Константин взглянул на милое, доброе лицо матери, когда она захлопотала над ним, расправляя салфетку и подавая ложку. Осознавала его мать или нет, но она попала в свою стихию, когда он вновь стал беспомощным как младенец, и все ее материнские инстинкты возродились с прежней силой. Он одновременно и любил, и жалел ее. То, что произошло, явилось суровым испытанием, как для него, так и для нее, но он не знал, сколько еще сможет выдержать эту сверхзаботливую атмосферу, которую создала в его спальне мать.

— Я прекрасно справлюсь, мама.

И все же ему понадобилось немало усилий, чтобы поесть, так как в руках почти не осталось силы. Сначала он несколько раз ронял ложку, и бульон проливался, усиливая чувство унижения. К счастью, доктор прислал сиделку — бесстрастную флегматичную женщину средних лет с широкой, словно баржа, спиной, и она заботилась о личных нуждах, связанных с уходом за лежачими больными.
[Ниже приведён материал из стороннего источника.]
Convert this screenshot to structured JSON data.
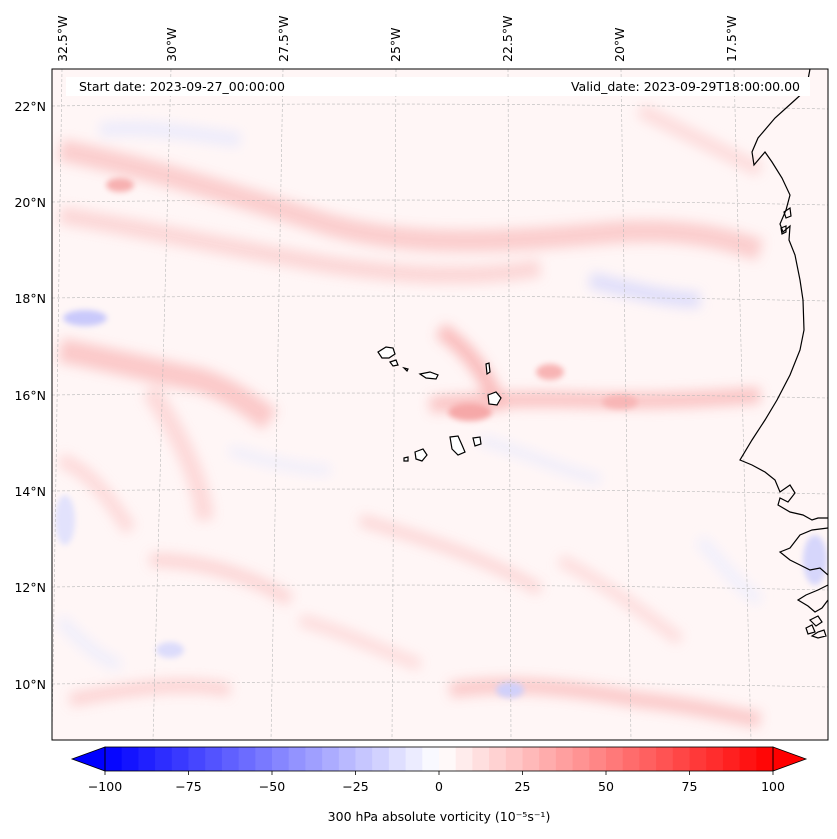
{
  "map": {
    "start_date_label": "Start date: 2023-09-27_00:00:00",
    "valid_date_label": "Valid_date: 2023-09-29T18:00:00.00",
    "lon_labels": [
      "32.5°W",
      "30°W",
      "27.5°W",
      "25°W",
      "22.5°W",
      "20°W",
      "17.5°W"
    ],
    "lat_labels": [
      "22°N",
      "20°N",
      "18°N",
      "16°N",
      "14°N",
      "12°N",
      "10°N"
    ],
    "variable": "300 hPa absolute vorticity",
    "units": "(10⁻⁵s⁻¹)"
  },
  "colorbar": {
    "ticks": [
      "−100",
      "−75",
      "−50",
      "−25",
      "0",
      "25",
      "50",
      "75",
      "100"
    ],
    "label": "300 hPa absolute vorticity (10⁻⁵s⁻¹)",
    "min": -100,
    "max": 100,
    "low_color": "#0000ff",
    "mid_color": "#ffffff",
    "high_color": "#ff0000"
  },
  "colors": {
    "coast": "#000000",
    "grid": "#b0b0b0",
    "weak_positive": "#fde3e3",
    "weak_negative": "#e8e8fc"
  }
}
С самого начала она выставляла за дверь всех, включая и его мать, на время перевязок. Он испытывал благодарность за то, что она всегда давала ему кусок материи, кусая который можно было заглушить стоны, вырывавшиеся иногда, когда приходилось менять присохшие к ранам бинты. Он не знал, какие крики издавал во время прижигания после ампутации, так как у него не осталось никаких воспоминаний о той ночи.

Его мать болтала, пока он наслаждался бульоном. Но она не упомянула того, что он хотел знать больше всего на свете, поэтому Константин прервал ее:

— Нет известий, когда Изабелла приедет повидаться со мной?
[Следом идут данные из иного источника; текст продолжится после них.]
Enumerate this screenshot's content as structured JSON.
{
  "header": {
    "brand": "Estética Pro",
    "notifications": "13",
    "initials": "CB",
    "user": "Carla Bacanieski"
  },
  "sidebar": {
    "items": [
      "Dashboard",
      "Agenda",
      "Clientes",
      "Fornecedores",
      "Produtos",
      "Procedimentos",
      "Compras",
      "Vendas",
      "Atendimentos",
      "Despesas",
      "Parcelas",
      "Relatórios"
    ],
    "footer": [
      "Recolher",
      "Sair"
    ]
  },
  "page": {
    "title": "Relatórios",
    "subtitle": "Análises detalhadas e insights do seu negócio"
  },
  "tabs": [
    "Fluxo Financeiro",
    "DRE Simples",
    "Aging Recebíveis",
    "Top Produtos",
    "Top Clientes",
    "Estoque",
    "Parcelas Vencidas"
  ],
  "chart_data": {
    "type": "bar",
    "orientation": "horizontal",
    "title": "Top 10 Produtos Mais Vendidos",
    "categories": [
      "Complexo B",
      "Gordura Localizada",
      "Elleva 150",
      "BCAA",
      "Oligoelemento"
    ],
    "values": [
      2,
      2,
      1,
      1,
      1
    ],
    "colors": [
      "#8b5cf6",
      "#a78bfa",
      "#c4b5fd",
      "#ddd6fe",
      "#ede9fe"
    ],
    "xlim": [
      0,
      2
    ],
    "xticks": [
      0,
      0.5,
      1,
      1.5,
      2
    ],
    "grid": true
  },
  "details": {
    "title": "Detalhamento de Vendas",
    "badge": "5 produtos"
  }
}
— Дороги все еще плохи для путешествий. Она приедет, как только появится возможность. Ночью опять шел снег.

Константин проклинал эти снегопады. И по-прежнему отказывался принимать посетителей, хотя местные друзья заходили много раз. Они были бы слишком бодрыми и сердечными, в смущении не зная, что сказать, а он не смог бы выдержать плохо скрытое сочувствие приятелей по спортивным играм, что он, побеждавший их всех в беге, скачках, катании на коньках оказался в столь ужасном состоянии. После того, как придет Изабелла, и они обговорят его новое положение, он, возможно, отнесется по-другому к приему посетителей. Но в настоящее время его не покидало странное ощущение, будто он находится в преддверии ада.